Auckland Island is a godforsaken place in the middle of the Southern Ocean, 285 miles south of New Zealand. With year-round freezing rain and howling winds, it is one of the most forbidding places in the world. To be shipwrecked there means almost certain death.
In 1864 Captain Thomas Musgrave and his crew of four aboard the schooner Grafton wreck on the southern end of the island. Utterly alone in a dense coastal forest, plagued by stinging blowflies and relentless rain, Captain Musgrave—rather than succumb to this dismal fate—inspires his men to take action. With barely more than their bare hands, they build a cabin and, remarkably, a forge, where they manufacture their tools. Under Musgrave’s leadership, they band together and remain civilized through even the darkest and most terrifying days.
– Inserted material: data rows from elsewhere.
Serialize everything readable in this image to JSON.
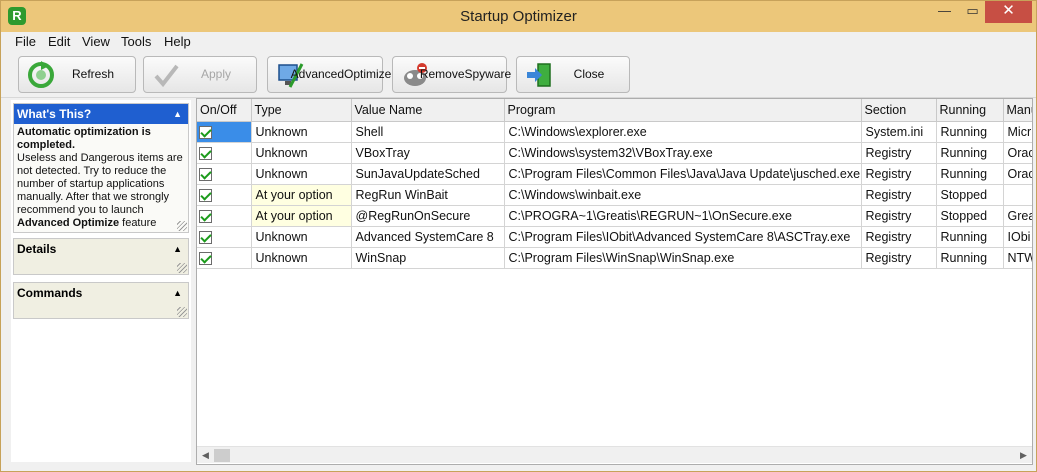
{
  "window": {
    "title": "Startup Optimizer",
    "app_icon_letter": "R",
    "minimize": "—",
    "maximize": "▭",
    "close": "✕"
  },
  "menu": [
    "File",
    "Edit",
    "View",
    "Tools",
    "Help"
  ],
  "toolbar": {
    "refresh": "Refresh",
    "apply": "Apply",
    "advanced_line1": "Advanced",
    "advanced_line2": "Optimize",
    "spyware_line1": "Remove",
    "spyware_line2": "Spyware",
    "close": "Close"
  },
  "panels": {
    "whats_this": {
      "title": "What's This?",
      "bold_intro": "Automatic optimization is completed.",
      "text": "Useless and Dangerous items are not detected. Try to reduce the number of startup applications manually. After that we strongly recommend you to launch",
      "bold_tail": "Advanced Optimize",
      "tail": "feature"
    },
    "details": {
      "title": "Details"
    },
    "commands": {
      "title": "Commands"
    }
  },
  "table": {
    "columns": [
      "On/Off",
      "Type",
      "Value Name",
      "Program",
      "Section",
      "Running",
      "Manu"
    ],
    "rows": [
      {
        "type": "Unknown",
        "value_name": "Shell",
        "program": "C:\\Windows\\explorer.exe",
        "section": "System.ini",
        "running": "Running",
        "manu": "Micr"
      },
      {
        "type": "Unknown",
        "value_name": "VBoxTray",
        "program": "C:\\Windows\\system32\\VBoxTray.exe",
        "section": "Registry",
        "running": "Running",
        "manu": "Orac"
      },
      {
        "type": "Unknown",
        "value_name": "SunJavaUpdateSched",
        "program": "C:\\Program Files\\Common Files\\Java\\Java Update\\jusched.exe",
        "section": "Registry",
        "running": "Running",
        "manu": "Orac"
      },
      {
        "type": "At your option",
        "value_name": "RegRun WinBait",
        "program": "C:\\Windows\\winbait.exe",
        "section": "Registry",
        "running": "Stopped",
        "manu": ""
      },
      {
        "type": "At your option",
        "value_name": "@RegRunOnSecure",
        "program": "C:\\PROGRA~1\\Greatis\\REGRUN~1\\OnSecure.exe",
        "section": "Registry",
        "running": "Stopped",
        "manu": "Grea"
      },
      {
        "type": "Unknown",
        "value_name": "Advanced SystemCare 8",
        "program": "C:\\Program Files\\IObit\\Advanced SystemCare 8\\ASCTray.exe",
        "section": "Registry",
        "running": "Running",
        "manu": "IObi"
      },
      {
        "type": "Unknown",
        "value_name": "WinSnap",
        "program": "C:\\Program Files\\WinSnap\\WinSnap.exe",
        "section": "Registry",
        "running": "Running",
        "manu": "NTW"
      }
    ]
  },
  "colors": {
    "titlebar": "#ecc77a",
    "selection": "#3a8de8",
    "option_highlight": "#ffffe1",
    "panel_header": "#1f5fd0"
  }
}
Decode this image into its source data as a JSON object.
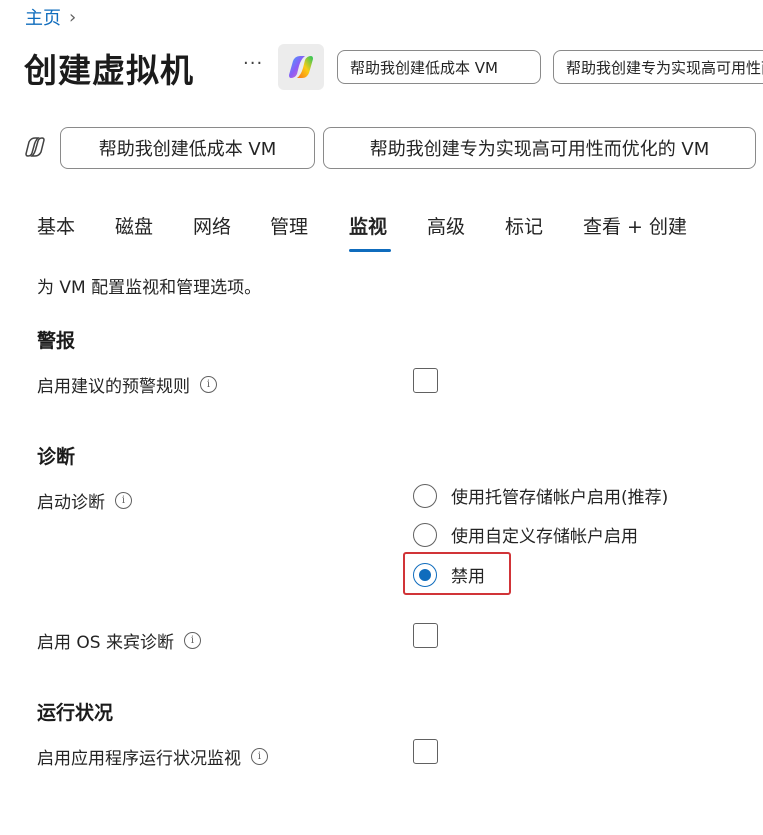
{
  "breadcrumb": {
    "home": "主页",
    "chevron": "chevron-right-icon"
  },
  "header": {
    "title": "创建虚拟机",
    "more": "···",
    "copilot_icon": "copilot-icon",
    "pills": [
      "帮助我创建低成本 VM",
      "帮助我创建专为实现高可用性而优化的 VM"
    ]
  },
  "suggestions": {
    "icon": "copilot-outline-icon",
    "items": [
      "帮助我创建低成本 VM",
      "帮助我创建专为实现高可用性而优化的 VM"
    ]
  },
  "tabs": [
    {
      "label": "基本",
      "active": false
    },
    {
      "label": "磁盘",
      "active": false
    },
    {
      "label": "网络",
      "active": false
    },
    {
      "label": "管理",
      "active": false
    },
    {
      "label": "监视",
      "active": true
    },
    {
      "label": "高级",
      "active": false
    },
    {
      "label": "标记",
      "active": false
    },
    {
      "label": "查看 + 创建",
      "active": false
    }
  ],
  "description": "为 VM 配置监视和管理选项。",
  "alerts": {
    "heading": "警报",
    "enable_label": "启用建议的预警规则",
    "enable_checked": false
  },
  "diagnostics": {
    "heading": "诊断",
    "boot_label": "启动诊断",
    "options": [
      {
        "label": "使用托管存储帐户启用(推荐)",
        "selected": false
      },
      {
        "label": "使用自定义存储帐户启用",
        "selected": false
      },
      {
        "label": "禁用",
        "selected": true
      }
    ],
    "guest_os_label": "启用 OS 来宾诊断",
    "guest_os_checked": false
  },
  "health": {
    "heading": "运行状况",
    "monitor_label": "启用应用程序运行状况监视",
    "monitor_checked": false
  },
  "colors": {
    "accent": "#0f6cbd",
    "highlight": "#d13438"
  }
}
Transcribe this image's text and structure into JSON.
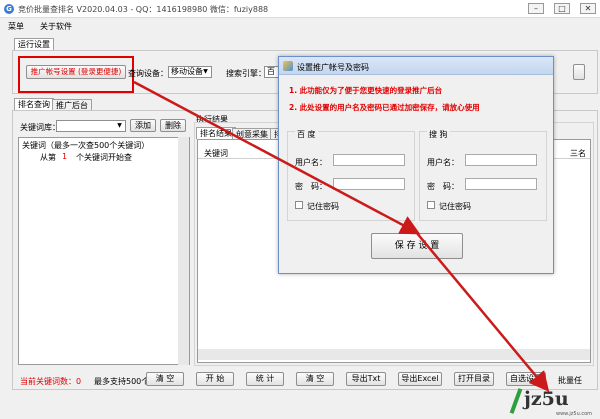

Incredibly, at the same time on the opposite end of the island—twenty miles of impassable cliffs and chasms away—the Invercauld wrecks during a horrible storm. Nineteen men stagger ashore. Unlike Captain Musgrave, the captain of the Invercauld falls apart given the same dismal circumstances. His men fight and split up; some die of starvation, others turn to cannibalism. Only three survive. Musgrave and all of his men not only endure for nearly two years, they also plan their own astonishing escape, setting off on one of the most courageous sea voyages in history.
Using the survivors’ journals and historical records, award-winning maritime historian Joan Druett brings this extraordinary untold story to life, a story about leadership and the fine line between order and chaos.